Gebro Pharma entrega el II Premio de investigación “Herbert Broschek”


Laboratorios Gebro Pharma ha entregado el II Premio de investigación “Herbert Broschek”, al trabajo “Cáceres, su medio e influencia en la economía de la región”, realizado por Juan Solaeche Gómez.

Esta es la segunda edición del premio que está dotado con 6.000€ y en esta ocasión ha premiado la investigación en el campo de los estudios sobre el sistema ecológico ambiental en Cáceres y su provincia, y su repercusión sobre la agricultura y economía de la región.

En la entrega del premio, que tuvo lugar en la Sede de los Caballeros de Yuste, en Extremadura, asistieron más de 200 personas y contó con la presencia de Sergi Aulinas, Director General de Laboratorios Gebro Pharma España en nombre de la familia Broschek.

El premio ha sido convocado por la Real Asociación de Caballeros del Monasterio de Yuste y Laboratorios Gebro Pharma, y el jurado ha estado formado por profesores de la Universidad de Extremadura, por la Junta Directiva de la Real Asociación y Autoridades Regionales.

Con este premio, la familia Broschek y Gebro Pharma quieren reconocer trabajos de investigación destacados en el área del equilibrio ecológico, la sostenibilidad y la protección del entorno, valores que el fundador de la compañía, Herbert Broschek, fomentó durante toda su vida.

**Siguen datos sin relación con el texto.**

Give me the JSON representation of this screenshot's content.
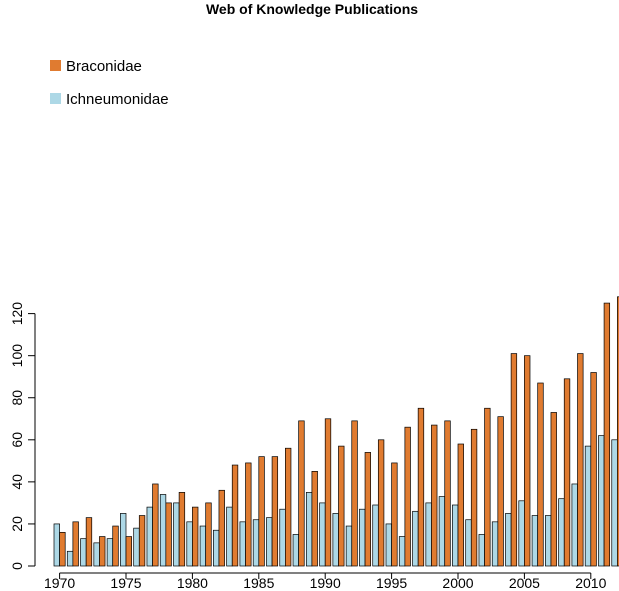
{
  "chart_data": {
    "type": "bar",
    "title": "Web of Knowledge Publications",
    "xlabel": "",
    "ylabel": "",
    "categories": [
      1970,
      1971,
      1972,
      1973,
      1974,
      1975,
      1976,
      1977,
      1978,
      1979,
      1980,
      1981,
      1982,
      1983,
      1984,
      1985,
      1986,
      1987,
      1988,
      1989,
      1990,
      1991,
      1992,
      1993,
      1994,
      1995,
      1996,
      1997,
      1998,
      1999,
      2000,
      2001,
      2002,
      2003,
      2004,
      2005,
      2006,
      2007,
      2008,
      2009,
      2010,
      2011,
      2012
    ],
    "series": [
      {
        "name": "Ichneumonidae",
        "color": "#add8e6",
        "values": [
          20,
          7,
          13,
          11,
          13,
          25,
          18,
          28,
          34,
          30,
          21,
          19,
          17,
          28,
          21,
          22,
          23,
          27,
          15,
          35,
          30,
          25,
          19,
          27,
          29,
          20,
          14,
          26,
          30,
          33,
          29,
          22,
          15,
          21,
          25,
          31,
          24,
          24,
          32,
          39,
          57,
          62,
          60
        ]
      },
      {
        "name": "Braconidae",
        "color": "#e07b30",
        "values": [
          16,
          21,
          23,
          14,
          19,
          14,
          24,
          39,
          30,
          35,
          28,
          30,
          36,
          48,
          49,
          52,
          52,
          56,
          69,
          45,
          70,
          57,
          69,
          54,
          60,
          49,
          66,
          75,
          67,
          69,
          58,
          65,
          75,
          71,
          101,
          100,
          87,
          73,
          89,
          101,
          92,
          125,
          128
        ]
      }
    ],
    "x_ticks": [
      "1970",
      "1975",
      "1980",
      "1985",
      "1990",
      "1995",
      "2000",
      "2005",
      "2010"
    ],
    "y_ticks": [
      0,
      20,
      40,
      60,
      80,
      100,
      120
    ],
    "ylim": [
      0,
      128
    ],
    "legend": {
      "position": "top-left",
      "entries": [
        "Braconidae",
        "Ichneumonidae"
      ]
    },
    "grid": false
  }
}
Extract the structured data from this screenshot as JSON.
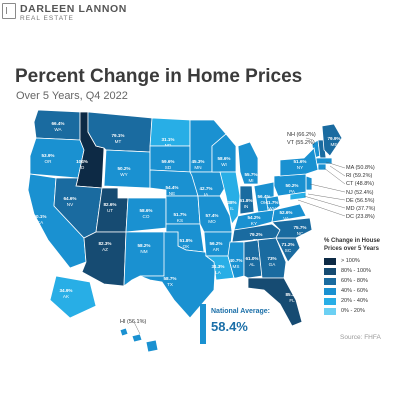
{
  "brand": {
    "name": "DARLEEN LANNON",
    "sub": "REAL ESTATE"
  },
  "title": "Percent Change in Home Prices",
  "subtitle": "Over 5 Years, Q4 2022",
  "national_average": {
    "label": "National Average:",
    "value": "58.4%"
  },
  "source": "Source: FHFA",
  "legend": {
    "title": "% Change in House Prices over 5 Years",
    "items": [
      {
        "label": "> 100%",
        "color": "#0d2a45"
      },
      {
        "label": "80% - 100%",
        "color": "#164b72"
      },
      {
        "label": "60% - 80%",
        "color": "#1a6ba0"
      },
      {
        "label": "40% - 60%",
        "color": "#1a91d1"
      },
      {
        "label": "20% - 40%",
        "color": "#28aee6"
      },
      {
        "label": "0% - 20%",
        "color": "#6cd0f3"
      }
    ]
  },
  "callouts_ne_top": [
    "NH (66.2%)",
    "VT (55.2%)"
  ],
  "callouts_ne_right": [
    "MA (50.8%)",
    "RI (59.2%)",
    "CT (48.8%)",
    "NJ (52.4%)",
    "DE (56.5%)",
    "MD (37.7%)",
    "DC (23.8%)"
  ],
  "hawaii": "HI (56.1%)",
  "states": [
    {
      "abbr": "WA",
      "value": "66.4%",
      "color": "#1a6ba0"
    },
    {
      "abbr": "OR",
      "value": "53.9%",
      "color": "#1a91d1"
    },
    {
      "abbr": "CA",
      "value": "50.1%",
      "color": "#1a91d1"
    },
    {
      "abbr": "ID",
      "value": "104%",
      "color": "#0d2a45"
    },
    {
      "abbr": "NV",
      "value": "64.6%",
      "color": "#1a6ba0"
    },
    {
      "abbr": "MT",
      "value": "79.1%",
      "color": "#1a6ba0"
    },
    {
      "abbr": "WY",
      "value": "50.2%",
      "color": "#1a91d1"
    },
    {
      "abbr": "UT",
      "value": "82.6%",
      "color": "#164b72"
    },
    {
      "abbr": "AZ",
      "value": "82.3%",
      "color": "#164b72"
    },
    {
      "abbr": "CO",
      "value": "58.6%",
      "color": "#1a91d1"
    },
    {
      "abbr": "NM",
      "value": "58.2%",
      "color": "#1a91d1"
    },
    {
      "abbr": "ND",
      "value": "31.1%",
      "color": "#28aee6"
    },
    {
      "abbr": "SD",
      "value": "59.6%",
      "color": "#1a91d1"
    },
    {
      "abbr": "NE",
      "value": "54.4%",
      "color": "#1a91d1"
    },
    {
      "abbr": "KS",
      "value": "51.7%",
      "color": "#1a91d1"
    },
    {
      "abbr": "OK",
      "value": "51.8%",
      "color": "#1a91d1"
    },
    {
      "abbr": "TX",
      "value": "58.7%",
      "color": "#1a91d1"
    },
    {
      "abbr": "MN",
      "value": "45.3%",
      "color": "#1a91d1"
    },
    {
      "abbr": "IA",
      "value": "42.7%",
      "color": "#1a91d1"
    },
    {
      "abbr": "MO",
      "value": "57.4%",
      "color": "#1a91d1"
    },
    {
      "abbr": "AR",
      "value": "56.2%",
      "color": "#1a91d1"
    },
    {
      "abbr": "LA",
      "value": "31.3%",
      "color": "#28aee6"
    },
    {
      "abbr": "WI",
      "value": "58.6%",
      "color": "#1a91d1"
    },
    {
      "abbr": "IL",
      "value": "38%",
      "color": "#28aee6"
    },
    {
      "abbr": "MI",
      "value": "55.7%",
      "color": "#1a91d1"
    },
    {
      "abbr": "IN",
      "value": "61.8%",
      "color": "#1a6ba0"
    },
    {
      "abbr": "OH",
      "value": "56.4%",
      "color": "#1a91d1"
    },
    {
      "abbr": "KY",
      "value": "54.2%",
      "color": "#1a91d1"
    },
    {
      "abbr": "TN",
      "value": "79.2%",
      "color": "#1a6ba0"
    },
    {
      "abbr": "MS",
      "value": "40.7%",
      "color": "#1a91d1"
    },
    {
      "abbr": "AL",
      "value": "61.0%",
      "color": "#1a6ba0"
    },
    {
      "abbr": "GA",
      "value": "73%",
      "color": "#1a6ba0"
    },
    {
      "abbr": "FL",
      "value": "85.1%",
      "color": "#164b72"
    },
    {
      "abbr": "SC",
      "value": "71.2%",
      "color": "#1a6ba0"
    },
    {
      "abbr": "NC",
      "value": "75.7%",
      "color": "#1a6ba0"
    },
    {
      "abbr": "VA",
      "value": "52.6%",
      "color": "#1a91d1"
    },
    {
      "abbr": "WV",
      "value": "41.7%",
      "color": "#1a91d1"
    },
    {
      "abbr": "PA",
      "value": "50.2%",
      "color": "#1a91d1"
    },
    {
      "abbr": "NY",
      "value": "51.6%",
      "color": "#1a91d1"
    },
    {
      "abbr": "ME",
      "value": "79.9%",
      "color": "#1a6ba0"
    },
    {
      "abbr": "AK",
      "value": "34.9%",
      "color": "#28aee6"
    }
  ]
}
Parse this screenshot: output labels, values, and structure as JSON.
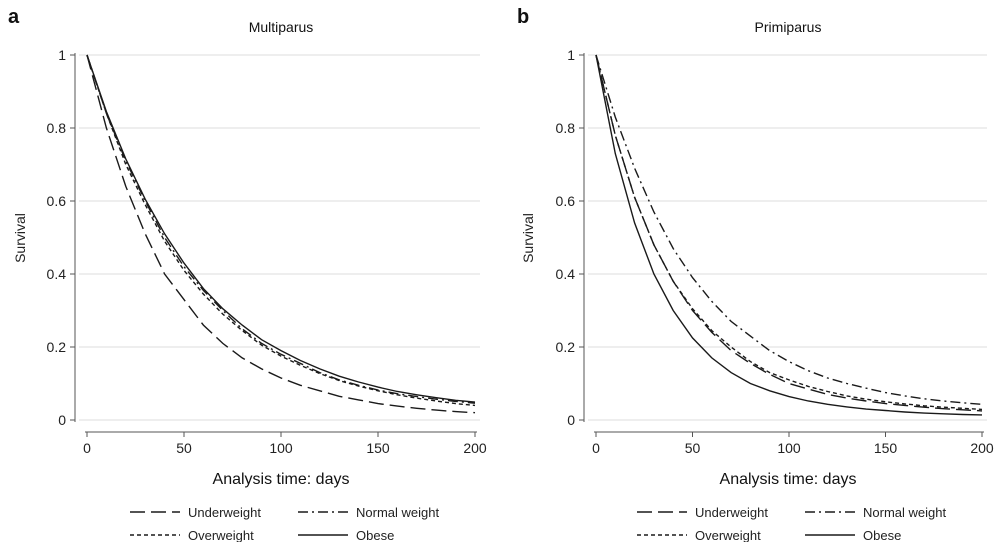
{
  "figure": {
    "panel_labels": [
      "a",
      "b"
    ]
  },
  "chart_data": [
    {
      "type": "line",
      "panel": "a",
      "title": "Multiparus",
      "xlabel": "Analysis time: days",
      "ylabel": "Survival",
      "xlim": [
        0,
        200
      ],
      "ylim": [
        0,
        1
      ],
      "x_ticks": [
        0,
        50,
        100,
        150,
        200
      ],
      "y_ticks": [
        0,
        0.2,
        0.4,
        0.6,
        0.8,
        1
      ],
      "y_tick_labels": [
        "0",
        "0.2",
        "0.4",
        "0.6",
        "0.8",
        "1"
      ],
      "grid": "horizontal",
      "legend_position": "bottom",
      "x": [
        0,
        10,
        20,
        30,
        40,
        50,
        60,
        70,
        80,
        90,
        100,
        110,
        120,
        130,
        140,
        150,
        160,
        170,
        180,
        190,
        200
      ],
      "series": [
        {
          "name": "Underweight",
          "style": "long-dash",
          "values": [
            1.0,
            0.8,
            0.64,
            0.51,
            0.4,
            0.33,
            0.26,
            0.21,
            0.17,
            0.14,
            0.115,
            0.095,
            0.08,
            0.065,
            0.055,
            0.045,
            0.038,
            0.032,
            0.027,
            0.023,
            0.02
          ]
        },
        {
          "name": "Normal weight",
          "style": "dash-dot",
          "values": [
            1.0,
            0.84,
            0.71,
            0.6,
            0.5,
            0.42,
            0.355,
            0.3,
            0.25,
            0.21,
            0.18,
            0.155,
            0.13,
            0.11,
            0.095,
            0.082,
            0.072,
            0.064,
            0.057,
            0.051,
            0.046
          ]
        },
        {
          "name": "Overweight",
          "style": "short-dash",
          "values": [
            1.0,
            0.84,
            0.7,
            0.59,
            0.49,
            0.41,
            0.345,
            0.29,
            0.245,
            0.205,
            0.175,
            0.15,
            0.127,
            0.108,
            0.093,
            0.08,
            0.069,
            0.06,
            0.052,
            0.045,
            0.04
          ]
        },
        {
          "name": "Obese",
          "style": "solid",
          "values": [
            1.0,
            0.845,
            0.715,
            0.605,
            0.51,
            0.43,
            0.36,
            0.305,
            0.26,
            0.22,
            0.19,
            0.163,
            0.14,
            0.12,
            0.104,
            0.09,
            0.078,
            0.069,
            0.061,
            0.054,
            0.049
          ]
        }
      ]
    },
    {
      "type": "line",
      "panel": "b",
      "title": "Primiparus",
      "xlabel": "Analysis time: days",
      "ylabel": "Survival",
      "xlim": [
        0,
        200
      ],
      "ylim": [
        0,
        1
      ],
      "x_ticks": [
        0,
        50,
        100,
        150,
        200
      ],
      "y_ticks": [
        0,
        0.2,
        0.4,
        0.6,
        0.8,
        1
      ],
      "y_tick_labels": [
        "0",
        "0.2",
        "0.4",
        "0.6",
        "0.8",
        "1"
      ],
      "grid": "horizontal",
      "legend_position": "bottom",
      "x": [
        0,
        10,
        20,
        30,
        40,
        50,
        60,
        70,
        80,
        90,
        100,
        110,
        120,
        130,
        140,
        150,
        160,
        170,
        180,
        190,
        200
      ],
      "series": [
        {
          "name": "Underweight",
          "style": "long-dash",
          "values": [
            1.0,
            0.78,
            0.61,
            0.48,
            0.38,
            0.3,
            0.24,
            0.19,
            0.155,
            0.125,
            0.1,
            0.085,
            0.07,
            0.06,
            0.052,
            0.045,
            0.04,
            0.035,
            0.031,
            0.028,
            0.025
          ]
        },
        {
          "name": "Normal weight",
          "style": "dash-dot",
          "values": [
            1.0,
            0.83,
            0.69,
            0.57,
            0.47,
            0.39,
            0.325,
            0.27,
            0.23,
            0.19,
            0.16,
            0.135,
            0.115,
            0.1,
            0.087,
            0.075,
            0.066,
            0.058,
            0.052,
            0.047,
            0.043
          ]
        },
        {
          "name": "Overweight",
          "style": "short-dash",
          "values": [
            1.0,
            0.78,
            0.61,
            0.48,
            0.38,
            0.305,
            0.245,
            0.2,
            0.16,
            0.13,
            0.11,
            0.092,
            0.078,
            0.066,
            0.057,
            0.05,
            0.044,
            0.039,
            0.035,
            0.032,
            0.029
          ]
        },
        {
          "name": "Obese",
          "style": "solid",
          "values": [
            1.0,
            0.73,
            0.54,
            0.4,
            0.3,
            0.225,
            0.17,
            0.13,
            0.1,
            0.08,
            0.064,
            0.052,
            0.043,
            0.036,
            0.03,
            0.026,
            0.022,
            0.019,
            0.017,
            0.015,
            0.014
          ]
        }
      ]
    }
  ]
}
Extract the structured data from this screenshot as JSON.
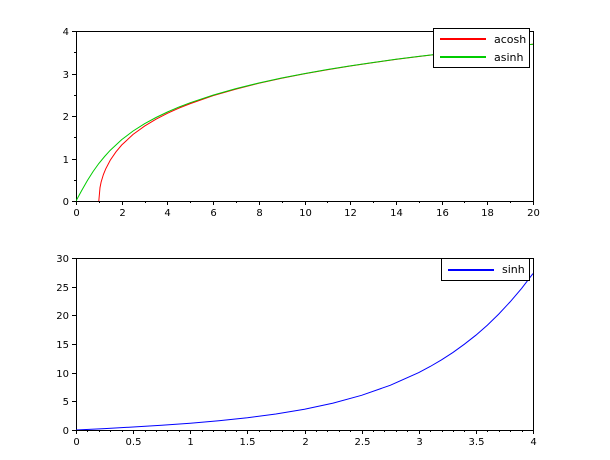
{
  "figure": {
    "background": "#ffffff",
    "axis_color": "#000000"
  },
  "chart_data": [
    {
      "type": "line",
      "title": "",
      "xlabel": "",
      "ylabel": "",
      "xlim": [
        0,
        20
      ],
      "ylim": [
        0,
        4
      ],
      "x_ticks": [
        0,
        2,
        4,
        6,
        8,
        10,
        12,
        14,
        16,
        18,
        20
      ],
      "y_ticks": [
        0,
        1,
        2,
        3,
        4
      ],
      "x_minor_divisions": 2,
      "y_minor_divisions": 2,
      "grid": false,
      "legend_position": "top-right",
      "series": [
        {
          "name": "acosh",
          "color": "#ff0000",
          "x": [
            1,
            1.05,
            1.1,
            1.2,
            1.3,
            1.5,
            1.75,
            2,
            2.5,
            3,
            3.5,
            4,
            4.5,
            5,
            6,
            7,
            8,
            9,
            10,
            11,
            12,
            13,
            14,
            15,
            16,
            17,
            18,
            19,
            20
          ],
          "y": [
            0,
            0.315,
            0.4436,
            0.6224,
            0.7564,
            0.9624,
            1.1588,
            1.317,
            1.5668,
            1.7627,
            1.9248,
            2.0634,
            2.1846,
            2.2924,
            2.4779,
            2.6339,
            2.7687,
            2.8872,
            2.9932,
            3.089,
            3.1763,
            3.2566,
            3.331,
            3.4001,
            3.4648,
            3.5254,
            3.5827,
            3.6369,
            3.6883
          ]
        },
        {
          "name": "asinh",
          "color": "#00cc00",
          "x": [
            0,
            0.1,
            0.25,
            0.5,
            0.75,
            1,
            1.25,
            1.5,
            2,
            2.5,
            3,
            3.5,
            4,
            4.5,
            5,
            6,
            7,
            8,
            9,
            10,
            11,
            12,
            13,
            14,
            15,
            16,
            17,
            18,
            19,
            20
          ],
          "y": [
            0,
            0.0998,
            0.2475,
            0.4812,
            0.6931,
            0.8814,
            1.0476,
            1.1948,
            1.4436,
            1.6472,
            1.8184,
            1.9657,
            2.0947,
            2.2094,
            2.3124,
            2.4918,
            2.6441,
            2.7765,
            2.8934,
            2.9982,
            3.0931,
            3.1798,
            3.2595,
            3.3335,
            3.4023,
            3.4667,
            3.5271,
            3.5843,
            3.6383,
            3.6896
          ]
        }
      ]
    },
    {
      "type": "line",
      "title": "",
      "xlabel": "",
      "ylabel": "",
      "xlim": [
        0,
        4
      ],
      "ylim": [
        0,
        30
      ],
      "x_ticks": [
        0,
        0.5,
        1,
        1.5,
        2,
        2.5,
        3,
        3.5,
        4
      ],
      "y_ticks": [
        0,
        5,
        10,
        15,
        20,
        25,
        30
      ],
      "x_minor_divisions": 5,
      "y_minor_divisions": 1,
      "grid": false,
      "legend_position": "top-right",
      "series": [
        {
          "name": "sinh",
          "color": "#0000ff",
          "x": [
            0,
            0.25,
            0.5,
            0.75,
            1,
            1.25,
            1.5,
            1.75,
            2,
            2.25,
            2.5,
            2.75,
            3,
            3.1,
            3.2,
            3.3,
            3.4,
            3.5,
            3.6,
            3.7,
            3.8,
            3.9,
            4
          ],
          "y": [
            0,
            0.2526,
            0.5211,
            0.8223,
            1.1752,
            1.6019,
            2.1293,
            2.7904,
            3.6269,
            4.6912,
            6.0502,
            7.7894,
            10.0179,
            11.0765,
            12.2459,
            13.5379,
            14.9654,
            16.5426,
            18.2855,
            20.2113,
            22.3394,
            24.6911,
            27.2899
          ]
        }
      ]
    }
  ]
}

Gebro Pharma crea el Premio Herbert Broschek

El farmacéutico austríaco y fundador de Laboratorios Gebro Pharma, Herbert Broschek, visitó el Monasterio de Yuste, en un viaje por Extremadura, y fue propuesto para Caballero de Yuste. Con el fallecimiento del Sr. Broschek, la Sra. Broschek, Dama de Yuste, mostró su deseo de colaborar con las actividades de la Real Asociación creando un Premio anual sobre equilibrio ecológico con el objetivo de potenciar la investigación en este ámbito, por el que la familia tenía un gran interés.

La Real Asociación Caballeros del Monasterio de Yuste fue fundada en 1957 con el objetivo de fomentar lo que es y representa el Monasterio de Yuste, así como mantener vivos los ideales del emperador Carlos V, quien pasó sus últimos días en el monasterio extremeño.